The Monetary Policy Committee (MPC) unanimously agreed to keep the rates unchanged after evaluating various macroeconomic factors such as exchange rate stability and a slowdown in fuel price increments.
Governor Olayemi Cardoso acknowledged the recent rebasing of the CPI by the National Bureau of Statistics, which led to a revised inflation rate despite persistent underlying price pressures. The decision to hold rates was widely expected by analysts who cautioned against further tightening to prevent hindering business activities or premature cuts that could exacerbate inflationary pressures.
Experts like economist Basil Abia anticipate a cautious approach by the MPC, waiting at least three more months to assess the impact of the rebased numbers before making significant policy adjustments.

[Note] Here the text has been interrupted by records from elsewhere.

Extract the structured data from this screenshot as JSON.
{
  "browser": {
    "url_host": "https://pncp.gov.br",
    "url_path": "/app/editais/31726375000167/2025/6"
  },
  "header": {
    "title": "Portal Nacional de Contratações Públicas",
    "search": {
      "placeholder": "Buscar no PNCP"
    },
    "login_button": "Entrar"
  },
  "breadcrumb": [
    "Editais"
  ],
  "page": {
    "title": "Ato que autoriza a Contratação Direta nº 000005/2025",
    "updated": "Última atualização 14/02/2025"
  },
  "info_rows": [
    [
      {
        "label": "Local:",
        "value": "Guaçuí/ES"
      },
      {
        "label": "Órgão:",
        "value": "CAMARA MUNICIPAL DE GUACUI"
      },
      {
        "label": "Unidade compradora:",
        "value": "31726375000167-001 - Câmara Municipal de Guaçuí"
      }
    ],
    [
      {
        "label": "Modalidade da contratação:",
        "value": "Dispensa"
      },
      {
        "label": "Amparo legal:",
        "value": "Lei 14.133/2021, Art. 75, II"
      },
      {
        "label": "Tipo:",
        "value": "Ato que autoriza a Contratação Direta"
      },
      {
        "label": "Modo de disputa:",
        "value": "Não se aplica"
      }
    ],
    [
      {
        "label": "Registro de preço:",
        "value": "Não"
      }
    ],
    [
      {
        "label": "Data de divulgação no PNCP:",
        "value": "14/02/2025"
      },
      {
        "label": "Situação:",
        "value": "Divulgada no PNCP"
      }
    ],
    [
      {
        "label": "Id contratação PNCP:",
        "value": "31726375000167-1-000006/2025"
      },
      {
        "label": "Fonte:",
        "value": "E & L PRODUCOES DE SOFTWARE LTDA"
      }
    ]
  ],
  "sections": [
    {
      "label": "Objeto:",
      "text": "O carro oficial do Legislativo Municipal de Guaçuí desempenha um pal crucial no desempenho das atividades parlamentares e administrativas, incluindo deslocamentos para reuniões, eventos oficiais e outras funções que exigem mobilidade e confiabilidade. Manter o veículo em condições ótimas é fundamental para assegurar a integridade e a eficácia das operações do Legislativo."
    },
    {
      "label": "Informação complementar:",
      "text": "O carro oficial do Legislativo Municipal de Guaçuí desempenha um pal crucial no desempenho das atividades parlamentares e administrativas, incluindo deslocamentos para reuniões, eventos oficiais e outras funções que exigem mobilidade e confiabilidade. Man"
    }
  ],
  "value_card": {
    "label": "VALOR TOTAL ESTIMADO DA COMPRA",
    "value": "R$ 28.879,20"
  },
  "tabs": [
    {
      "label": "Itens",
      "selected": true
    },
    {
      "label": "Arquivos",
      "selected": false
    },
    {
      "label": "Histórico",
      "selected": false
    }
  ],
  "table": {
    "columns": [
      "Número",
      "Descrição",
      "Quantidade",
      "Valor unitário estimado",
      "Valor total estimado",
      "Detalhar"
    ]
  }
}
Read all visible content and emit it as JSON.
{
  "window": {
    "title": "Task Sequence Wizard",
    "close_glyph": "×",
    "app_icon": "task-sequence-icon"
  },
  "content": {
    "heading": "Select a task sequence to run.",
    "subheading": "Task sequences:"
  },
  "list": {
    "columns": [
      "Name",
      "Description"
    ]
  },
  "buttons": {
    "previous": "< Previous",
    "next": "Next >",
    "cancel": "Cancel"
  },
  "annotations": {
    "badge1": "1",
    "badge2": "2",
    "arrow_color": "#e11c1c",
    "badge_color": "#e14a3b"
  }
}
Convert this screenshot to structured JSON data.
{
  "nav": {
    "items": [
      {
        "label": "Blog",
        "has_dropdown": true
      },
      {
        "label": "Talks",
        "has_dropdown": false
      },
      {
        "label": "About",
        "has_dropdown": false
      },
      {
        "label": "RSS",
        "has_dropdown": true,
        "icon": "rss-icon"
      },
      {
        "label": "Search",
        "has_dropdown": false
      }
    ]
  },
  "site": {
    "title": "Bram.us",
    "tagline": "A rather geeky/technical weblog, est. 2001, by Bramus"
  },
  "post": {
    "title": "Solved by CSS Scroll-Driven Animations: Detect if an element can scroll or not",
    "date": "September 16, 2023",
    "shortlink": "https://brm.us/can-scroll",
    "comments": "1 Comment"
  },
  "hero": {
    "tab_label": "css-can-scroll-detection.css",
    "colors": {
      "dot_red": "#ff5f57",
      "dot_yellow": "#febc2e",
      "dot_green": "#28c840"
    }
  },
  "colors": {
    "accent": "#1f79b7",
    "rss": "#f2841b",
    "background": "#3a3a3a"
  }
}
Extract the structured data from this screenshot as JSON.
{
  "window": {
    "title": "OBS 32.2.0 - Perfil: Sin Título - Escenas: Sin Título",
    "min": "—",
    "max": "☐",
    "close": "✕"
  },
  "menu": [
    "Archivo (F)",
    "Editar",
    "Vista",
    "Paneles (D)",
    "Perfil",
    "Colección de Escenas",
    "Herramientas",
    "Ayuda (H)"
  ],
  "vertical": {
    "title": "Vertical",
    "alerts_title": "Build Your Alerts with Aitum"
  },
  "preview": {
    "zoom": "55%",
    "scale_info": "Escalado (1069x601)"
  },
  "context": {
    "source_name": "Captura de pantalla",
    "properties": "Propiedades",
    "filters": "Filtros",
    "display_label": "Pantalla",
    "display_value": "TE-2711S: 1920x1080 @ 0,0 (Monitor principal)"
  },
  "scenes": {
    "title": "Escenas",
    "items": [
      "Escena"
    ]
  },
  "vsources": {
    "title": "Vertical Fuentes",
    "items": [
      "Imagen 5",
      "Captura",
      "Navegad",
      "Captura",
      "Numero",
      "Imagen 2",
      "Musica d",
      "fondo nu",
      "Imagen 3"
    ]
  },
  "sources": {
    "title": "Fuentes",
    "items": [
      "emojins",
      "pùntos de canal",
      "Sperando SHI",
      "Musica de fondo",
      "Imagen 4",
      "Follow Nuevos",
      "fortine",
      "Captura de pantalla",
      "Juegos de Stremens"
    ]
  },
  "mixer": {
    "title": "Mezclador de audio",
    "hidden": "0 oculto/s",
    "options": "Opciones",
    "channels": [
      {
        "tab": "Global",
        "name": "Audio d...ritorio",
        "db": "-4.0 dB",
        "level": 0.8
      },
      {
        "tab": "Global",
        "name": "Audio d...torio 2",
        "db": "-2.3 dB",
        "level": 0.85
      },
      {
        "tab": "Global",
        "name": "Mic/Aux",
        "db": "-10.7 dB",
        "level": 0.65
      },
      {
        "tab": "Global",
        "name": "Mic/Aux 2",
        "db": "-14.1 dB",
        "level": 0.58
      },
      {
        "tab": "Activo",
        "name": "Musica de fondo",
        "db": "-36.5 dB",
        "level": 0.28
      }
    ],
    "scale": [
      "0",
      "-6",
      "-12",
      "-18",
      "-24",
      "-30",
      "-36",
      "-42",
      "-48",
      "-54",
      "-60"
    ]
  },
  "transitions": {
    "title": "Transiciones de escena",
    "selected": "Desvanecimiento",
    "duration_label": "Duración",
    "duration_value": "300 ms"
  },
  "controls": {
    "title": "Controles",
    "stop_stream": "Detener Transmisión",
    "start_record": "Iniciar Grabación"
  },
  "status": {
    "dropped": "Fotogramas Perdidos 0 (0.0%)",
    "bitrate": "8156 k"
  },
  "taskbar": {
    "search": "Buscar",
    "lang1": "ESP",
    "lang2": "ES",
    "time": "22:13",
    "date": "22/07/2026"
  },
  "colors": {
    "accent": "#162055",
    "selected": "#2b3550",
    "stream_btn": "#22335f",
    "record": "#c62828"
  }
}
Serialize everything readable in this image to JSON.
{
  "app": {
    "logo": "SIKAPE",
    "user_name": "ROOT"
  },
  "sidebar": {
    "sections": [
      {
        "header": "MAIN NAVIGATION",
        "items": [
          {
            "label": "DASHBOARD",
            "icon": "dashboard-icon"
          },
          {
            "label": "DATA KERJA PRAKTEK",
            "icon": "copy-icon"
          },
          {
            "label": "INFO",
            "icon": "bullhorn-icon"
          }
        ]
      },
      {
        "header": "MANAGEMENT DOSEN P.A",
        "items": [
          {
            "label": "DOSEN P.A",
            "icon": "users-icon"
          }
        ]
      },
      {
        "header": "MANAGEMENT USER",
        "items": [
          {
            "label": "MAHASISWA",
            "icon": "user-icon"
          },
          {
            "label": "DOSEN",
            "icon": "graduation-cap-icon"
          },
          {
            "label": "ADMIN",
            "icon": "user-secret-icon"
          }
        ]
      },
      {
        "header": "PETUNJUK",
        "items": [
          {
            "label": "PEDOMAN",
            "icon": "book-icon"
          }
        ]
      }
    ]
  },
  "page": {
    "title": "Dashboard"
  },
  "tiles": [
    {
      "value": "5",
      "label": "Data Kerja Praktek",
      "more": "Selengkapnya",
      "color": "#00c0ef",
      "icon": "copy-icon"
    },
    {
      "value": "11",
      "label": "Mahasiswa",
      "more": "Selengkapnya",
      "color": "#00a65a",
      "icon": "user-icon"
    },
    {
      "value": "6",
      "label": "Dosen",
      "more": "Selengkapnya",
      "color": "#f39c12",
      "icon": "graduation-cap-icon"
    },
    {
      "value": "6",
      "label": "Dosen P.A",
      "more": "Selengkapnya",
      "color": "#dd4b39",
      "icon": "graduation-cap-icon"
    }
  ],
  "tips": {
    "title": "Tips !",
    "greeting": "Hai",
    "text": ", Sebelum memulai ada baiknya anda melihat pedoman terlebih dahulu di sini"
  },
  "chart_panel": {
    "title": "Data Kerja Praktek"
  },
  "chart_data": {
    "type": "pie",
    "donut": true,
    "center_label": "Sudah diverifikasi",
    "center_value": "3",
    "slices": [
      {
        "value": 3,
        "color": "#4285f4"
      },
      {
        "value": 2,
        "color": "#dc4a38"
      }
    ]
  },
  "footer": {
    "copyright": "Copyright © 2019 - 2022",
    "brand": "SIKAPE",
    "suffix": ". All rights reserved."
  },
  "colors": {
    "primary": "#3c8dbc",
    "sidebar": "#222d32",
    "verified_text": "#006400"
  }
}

Following a series of rate hikes since the beginning of the year to control inflation and stabilize the naira, the central bank’s decision suggests a pause to evaluate the effectiveness of these measures before considering further tightening.
Despite the reported slowdown in inflation rates, businesses and consumers are still grappling with increasing costs, especially in food and imported goods.
Investors are keenly observing the next MPC meeting in May 2025 for signals on whether the central bank will maintain its current stance or consider easing policies if inflation continues to show signs of moderation.